Арман строго напомнил гному, что Совет собирается в полдень и опаздывать им негоже. Солдаты поворчали, но приказа не ослушались. У Таниса сложилось впечатление, что это просто отговорка. Глядя на толпу собравшихся гномов и злобное выражение лиц, он понял: Арман Карас видел, что толпа настроена враждебно и силы неравны.
— Даже под горами не все ладно, — заметил Флинт, не в силах скрыть некоторого удовлетворения.
— Разузнай, что здесь происходит, — попросил Танис. — Это может повлиять на решение Совета.
Флинту не очень-то хотелось вступать в беседу с Арманом Карасом, однако Полуэльф, несомненно, рассуждал справедливо. Полезно разузнать о ситуации в Торбардине, перед тем как они предстанут перед танами. Он решил подождать, пока все усядутся в вагонетку, а та покатится по рельсам, унося их все дальше и дальше вглубь королевства. Флинт не привык вытягивать сведения из кого бы то ни было. Он чувствовал себя неловко и не знал, с чего начать. К счастью, Арман сам завел с ним разговор.
— Для кого-то война еще не закончилась, — заявил он. Флинт так и не понял, было ли это некое подобие извинения или же, наоборот, упрек.
— Для кого-то это не кончится никогда, — упрямо стоял на своем Огненный Горн. — Во всяком случае, пока гномы под горой живут в довольстве и безопасности, в то время как мой народ в поте лица трудится на земле, которую вынужден защищать от гоблинов и людоедов.
Арман сердито засопел:
— Неужели ты думаешь, будто нам здесь так хорошо живется?
— А разве нет? — Флинт жестом указал на поля и фермы, уютные домики и лавки, мимо которых они проезжали.
— Это кажущееся благополучие, — утомленно пробормотал Арман. — Сотни рудокопов лишились работы, потому что рудники не функционируют. Это скрыто от глаз, хотя, — добавил он, — ты их видел, это те самые, что швыряли в нас камнями.
— Рудники закрыты? — поразился Флинт. — Неужели истощились жилы?
— О нет, руды у нас в избытке, — грустно покачал головой Арман. — Только ее некому покупать. Если бы каждый гном, живущий в Торбардине, покупал каждый год по десять мечей, четырнадцать котелков или по тридцать шесть сковородок, тогда у железных дел мастеров хватало бы работы. А пока владельцам рудников не свести концы с концами. Рабочие не могут заплатить мясникам, тем, в свою очередь, нечем рассчитываться с фермерами, а фермеры по уши в долгах у своих лендлордов…

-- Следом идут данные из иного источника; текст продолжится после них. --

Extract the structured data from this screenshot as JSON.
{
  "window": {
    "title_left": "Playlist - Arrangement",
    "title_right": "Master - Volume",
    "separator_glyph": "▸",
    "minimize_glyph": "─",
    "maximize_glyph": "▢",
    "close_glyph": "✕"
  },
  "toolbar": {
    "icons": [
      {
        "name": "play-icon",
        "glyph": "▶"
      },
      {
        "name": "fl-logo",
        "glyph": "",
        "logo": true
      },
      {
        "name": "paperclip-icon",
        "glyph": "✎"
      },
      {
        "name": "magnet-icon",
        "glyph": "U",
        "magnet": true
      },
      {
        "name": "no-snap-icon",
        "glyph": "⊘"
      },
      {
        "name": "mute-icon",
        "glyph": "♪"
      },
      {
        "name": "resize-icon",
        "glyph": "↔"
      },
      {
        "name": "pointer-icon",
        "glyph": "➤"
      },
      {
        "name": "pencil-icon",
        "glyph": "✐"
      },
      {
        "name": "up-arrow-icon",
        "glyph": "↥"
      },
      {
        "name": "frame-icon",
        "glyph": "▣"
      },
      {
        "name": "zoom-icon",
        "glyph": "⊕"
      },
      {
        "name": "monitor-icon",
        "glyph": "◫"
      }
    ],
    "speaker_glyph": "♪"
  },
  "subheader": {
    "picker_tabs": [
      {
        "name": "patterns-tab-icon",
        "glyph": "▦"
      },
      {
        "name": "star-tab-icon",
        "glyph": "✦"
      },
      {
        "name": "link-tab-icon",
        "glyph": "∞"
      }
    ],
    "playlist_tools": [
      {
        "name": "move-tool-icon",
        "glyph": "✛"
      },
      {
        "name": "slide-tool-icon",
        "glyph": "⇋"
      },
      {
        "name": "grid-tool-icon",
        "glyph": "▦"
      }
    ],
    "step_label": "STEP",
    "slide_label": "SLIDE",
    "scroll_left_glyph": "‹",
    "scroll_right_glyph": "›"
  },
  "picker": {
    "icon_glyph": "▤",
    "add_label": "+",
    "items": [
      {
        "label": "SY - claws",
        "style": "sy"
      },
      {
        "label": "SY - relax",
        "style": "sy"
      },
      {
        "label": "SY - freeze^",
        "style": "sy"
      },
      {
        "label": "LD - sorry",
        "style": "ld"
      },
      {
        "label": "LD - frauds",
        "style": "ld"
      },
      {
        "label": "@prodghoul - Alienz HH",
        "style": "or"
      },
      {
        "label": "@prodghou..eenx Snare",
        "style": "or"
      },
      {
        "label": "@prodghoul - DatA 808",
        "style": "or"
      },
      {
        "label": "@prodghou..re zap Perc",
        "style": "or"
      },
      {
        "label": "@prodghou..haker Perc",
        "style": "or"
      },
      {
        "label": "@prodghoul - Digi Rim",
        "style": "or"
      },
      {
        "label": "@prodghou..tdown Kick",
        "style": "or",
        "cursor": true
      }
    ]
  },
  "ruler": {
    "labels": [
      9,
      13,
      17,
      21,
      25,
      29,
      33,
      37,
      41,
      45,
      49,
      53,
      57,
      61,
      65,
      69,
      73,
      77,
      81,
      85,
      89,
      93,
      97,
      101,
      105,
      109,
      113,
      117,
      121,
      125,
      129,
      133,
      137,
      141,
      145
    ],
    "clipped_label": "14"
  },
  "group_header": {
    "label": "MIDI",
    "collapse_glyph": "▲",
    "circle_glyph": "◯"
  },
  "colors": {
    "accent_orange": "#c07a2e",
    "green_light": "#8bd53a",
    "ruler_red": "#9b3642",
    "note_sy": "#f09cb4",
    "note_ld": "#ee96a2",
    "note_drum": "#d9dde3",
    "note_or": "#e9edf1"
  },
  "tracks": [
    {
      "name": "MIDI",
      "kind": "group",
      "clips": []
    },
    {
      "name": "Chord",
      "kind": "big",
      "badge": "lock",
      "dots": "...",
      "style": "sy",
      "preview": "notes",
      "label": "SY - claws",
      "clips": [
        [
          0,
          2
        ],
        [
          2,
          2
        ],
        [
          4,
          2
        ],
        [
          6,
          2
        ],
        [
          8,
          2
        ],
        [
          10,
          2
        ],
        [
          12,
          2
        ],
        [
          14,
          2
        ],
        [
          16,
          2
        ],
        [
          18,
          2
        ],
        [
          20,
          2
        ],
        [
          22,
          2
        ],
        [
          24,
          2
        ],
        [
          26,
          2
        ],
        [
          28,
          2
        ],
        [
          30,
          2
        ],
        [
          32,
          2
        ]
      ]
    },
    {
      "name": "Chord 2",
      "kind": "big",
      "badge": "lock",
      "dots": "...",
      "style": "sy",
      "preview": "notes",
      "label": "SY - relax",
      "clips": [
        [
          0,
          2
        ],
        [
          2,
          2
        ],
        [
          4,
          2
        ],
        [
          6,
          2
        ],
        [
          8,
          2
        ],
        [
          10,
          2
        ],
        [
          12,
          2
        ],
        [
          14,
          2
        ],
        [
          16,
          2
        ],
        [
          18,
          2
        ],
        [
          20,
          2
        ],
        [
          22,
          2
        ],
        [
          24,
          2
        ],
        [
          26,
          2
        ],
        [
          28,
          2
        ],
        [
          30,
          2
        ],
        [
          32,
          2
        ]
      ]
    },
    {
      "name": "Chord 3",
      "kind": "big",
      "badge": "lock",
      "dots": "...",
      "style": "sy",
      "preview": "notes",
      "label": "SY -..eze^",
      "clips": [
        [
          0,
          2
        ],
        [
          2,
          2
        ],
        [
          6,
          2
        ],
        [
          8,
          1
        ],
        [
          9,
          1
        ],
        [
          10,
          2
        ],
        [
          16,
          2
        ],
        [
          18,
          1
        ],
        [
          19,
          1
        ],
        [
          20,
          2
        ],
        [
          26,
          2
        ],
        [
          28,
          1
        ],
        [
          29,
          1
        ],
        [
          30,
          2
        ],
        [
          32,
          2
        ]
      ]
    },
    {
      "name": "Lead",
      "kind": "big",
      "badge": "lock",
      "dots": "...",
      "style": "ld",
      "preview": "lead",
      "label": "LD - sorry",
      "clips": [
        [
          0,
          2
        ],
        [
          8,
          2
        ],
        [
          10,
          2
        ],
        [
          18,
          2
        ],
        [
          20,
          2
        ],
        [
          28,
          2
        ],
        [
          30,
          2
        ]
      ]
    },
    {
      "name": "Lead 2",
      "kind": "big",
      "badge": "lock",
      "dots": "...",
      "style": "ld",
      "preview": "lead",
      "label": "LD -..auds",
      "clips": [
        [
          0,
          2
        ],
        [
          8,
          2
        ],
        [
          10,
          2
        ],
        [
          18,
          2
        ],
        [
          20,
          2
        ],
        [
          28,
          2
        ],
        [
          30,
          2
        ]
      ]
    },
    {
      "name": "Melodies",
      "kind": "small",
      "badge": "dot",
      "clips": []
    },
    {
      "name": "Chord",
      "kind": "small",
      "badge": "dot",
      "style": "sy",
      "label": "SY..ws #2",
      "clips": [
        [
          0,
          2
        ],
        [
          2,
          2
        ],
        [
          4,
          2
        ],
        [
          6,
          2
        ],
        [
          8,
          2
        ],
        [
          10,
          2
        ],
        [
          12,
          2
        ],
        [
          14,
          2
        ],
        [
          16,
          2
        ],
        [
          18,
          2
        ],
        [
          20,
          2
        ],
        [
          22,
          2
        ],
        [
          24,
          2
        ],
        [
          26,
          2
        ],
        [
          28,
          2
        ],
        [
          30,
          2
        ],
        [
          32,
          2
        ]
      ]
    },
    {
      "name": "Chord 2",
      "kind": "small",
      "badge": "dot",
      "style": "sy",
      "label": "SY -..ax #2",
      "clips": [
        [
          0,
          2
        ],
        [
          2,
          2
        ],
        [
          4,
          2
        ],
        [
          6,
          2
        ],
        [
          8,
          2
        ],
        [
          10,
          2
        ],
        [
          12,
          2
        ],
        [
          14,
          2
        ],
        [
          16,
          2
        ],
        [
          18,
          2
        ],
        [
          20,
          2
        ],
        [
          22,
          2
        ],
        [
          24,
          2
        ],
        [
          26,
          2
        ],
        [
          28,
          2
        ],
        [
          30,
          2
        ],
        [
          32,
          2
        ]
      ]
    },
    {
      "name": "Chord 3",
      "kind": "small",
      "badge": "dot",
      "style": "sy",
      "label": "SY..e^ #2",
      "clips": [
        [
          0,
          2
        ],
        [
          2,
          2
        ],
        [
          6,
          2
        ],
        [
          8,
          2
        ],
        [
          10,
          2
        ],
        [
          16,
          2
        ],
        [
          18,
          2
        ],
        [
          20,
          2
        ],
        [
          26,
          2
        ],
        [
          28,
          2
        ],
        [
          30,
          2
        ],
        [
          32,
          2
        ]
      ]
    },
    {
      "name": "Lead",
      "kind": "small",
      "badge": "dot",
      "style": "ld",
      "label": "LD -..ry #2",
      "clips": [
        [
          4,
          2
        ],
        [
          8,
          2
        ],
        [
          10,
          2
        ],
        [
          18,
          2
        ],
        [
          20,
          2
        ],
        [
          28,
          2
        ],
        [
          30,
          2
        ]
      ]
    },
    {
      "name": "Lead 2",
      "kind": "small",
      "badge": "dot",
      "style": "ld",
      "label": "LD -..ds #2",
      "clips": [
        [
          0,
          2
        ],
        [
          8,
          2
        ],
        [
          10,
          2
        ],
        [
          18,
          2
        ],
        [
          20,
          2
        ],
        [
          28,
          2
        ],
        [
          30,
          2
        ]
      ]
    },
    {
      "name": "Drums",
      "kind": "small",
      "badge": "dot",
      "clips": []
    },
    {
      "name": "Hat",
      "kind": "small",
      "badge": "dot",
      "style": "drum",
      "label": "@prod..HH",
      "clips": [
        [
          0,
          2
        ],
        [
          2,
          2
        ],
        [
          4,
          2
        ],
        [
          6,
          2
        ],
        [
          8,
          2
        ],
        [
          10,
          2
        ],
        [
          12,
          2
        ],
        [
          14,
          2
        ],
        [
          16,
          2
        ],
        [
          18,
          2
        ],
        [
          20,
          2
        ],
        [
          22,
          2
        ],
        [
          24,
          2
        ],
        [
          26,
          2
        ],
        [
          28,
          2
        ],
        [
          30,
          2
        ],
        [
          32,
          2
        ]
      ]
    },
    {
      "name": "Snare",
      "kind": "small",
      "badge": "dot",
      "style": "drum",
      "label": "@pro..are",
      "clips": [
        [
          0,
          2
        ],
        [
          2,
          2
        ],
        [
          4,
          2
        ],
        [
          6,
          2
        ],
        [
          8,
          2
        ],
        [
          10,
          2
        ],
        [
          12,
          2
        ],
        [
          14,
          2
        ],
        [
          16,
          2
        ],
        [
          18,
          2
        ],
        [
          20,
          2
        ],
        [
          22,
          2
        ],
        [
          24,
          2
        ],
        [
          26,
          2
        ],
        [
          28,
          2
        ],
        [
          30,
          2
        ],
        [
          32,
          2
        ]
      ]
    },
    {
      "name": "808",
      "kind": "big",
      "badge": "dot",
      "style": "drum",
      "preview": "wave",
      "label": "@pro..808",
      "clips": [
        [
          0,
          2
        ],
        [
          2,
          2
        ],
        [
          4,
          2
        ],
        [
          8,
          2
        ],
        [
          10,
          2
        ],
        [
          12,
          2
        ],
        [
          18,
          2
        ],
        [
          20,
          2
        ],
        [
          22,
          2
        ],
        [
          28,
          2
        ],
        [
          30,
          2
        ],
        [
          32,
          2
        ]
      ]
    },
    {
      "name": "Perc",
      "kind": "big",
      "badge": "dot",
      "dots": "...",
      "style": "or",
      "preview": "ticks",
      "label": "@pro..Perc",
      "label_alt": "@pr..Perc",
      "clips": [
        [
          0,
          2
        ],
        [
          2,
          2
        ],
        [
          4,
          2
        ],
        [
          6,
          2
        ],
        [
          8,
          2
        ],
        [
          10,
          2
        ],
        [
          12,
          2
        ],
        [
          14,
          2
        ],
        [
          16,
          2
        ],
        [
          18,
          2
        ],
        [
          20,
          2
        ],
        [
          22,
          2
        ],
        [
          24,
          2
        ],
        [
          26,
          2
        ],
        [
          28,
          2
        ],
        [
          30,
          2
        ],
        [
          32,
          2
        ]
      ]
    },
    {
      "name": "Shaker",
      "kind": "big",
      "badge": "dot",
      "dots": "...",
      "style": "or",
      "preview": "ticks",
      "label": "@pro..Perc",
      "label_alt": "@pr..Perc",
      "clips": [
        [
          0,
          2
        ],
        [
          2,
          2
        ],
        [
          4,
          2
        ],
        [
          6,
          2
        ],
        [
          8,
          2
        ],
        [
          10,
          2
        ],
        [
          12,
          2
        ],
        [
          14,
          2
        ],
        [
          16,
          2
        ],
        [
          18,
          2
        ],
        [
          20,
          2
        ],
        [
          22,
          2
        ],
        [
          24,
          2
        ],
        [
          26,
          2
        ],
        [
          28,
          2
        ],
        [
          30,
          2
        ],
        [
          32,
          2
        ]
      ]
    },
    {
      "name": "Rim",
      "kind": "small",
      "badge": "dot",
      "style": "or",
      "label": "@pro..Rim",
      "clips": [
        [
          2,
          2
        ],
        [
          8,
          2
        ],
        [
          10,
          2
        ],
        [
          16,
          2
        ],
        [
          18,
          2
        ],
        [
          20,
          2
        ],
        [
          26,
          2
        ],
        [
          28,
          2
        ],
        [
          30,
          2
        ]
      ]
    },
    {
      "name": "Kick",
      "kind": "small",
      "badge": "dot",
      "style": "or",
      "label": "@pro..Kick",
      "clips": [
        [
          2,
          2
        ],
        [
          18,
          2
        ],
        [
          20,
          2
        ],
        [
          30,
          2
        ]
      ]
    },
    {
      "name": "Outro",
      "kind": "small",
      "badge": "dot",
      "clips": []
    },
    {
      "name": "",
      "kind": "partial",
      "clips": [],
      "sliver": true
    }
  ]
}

— Наших детей убивают драконы, гоблины и люди-ящерицы, — с жаром отозвался Флинт. — Наверху бушует война, а ты жалуешься на то, что вам нечем оплатить счет в лавке! Но я и так наговорил больше, чем следовало. Полуэльф изложит нашу историю перед Советом.
Глаза Армана сощурились.
— Расскажи еще о том, что творится на поверхности.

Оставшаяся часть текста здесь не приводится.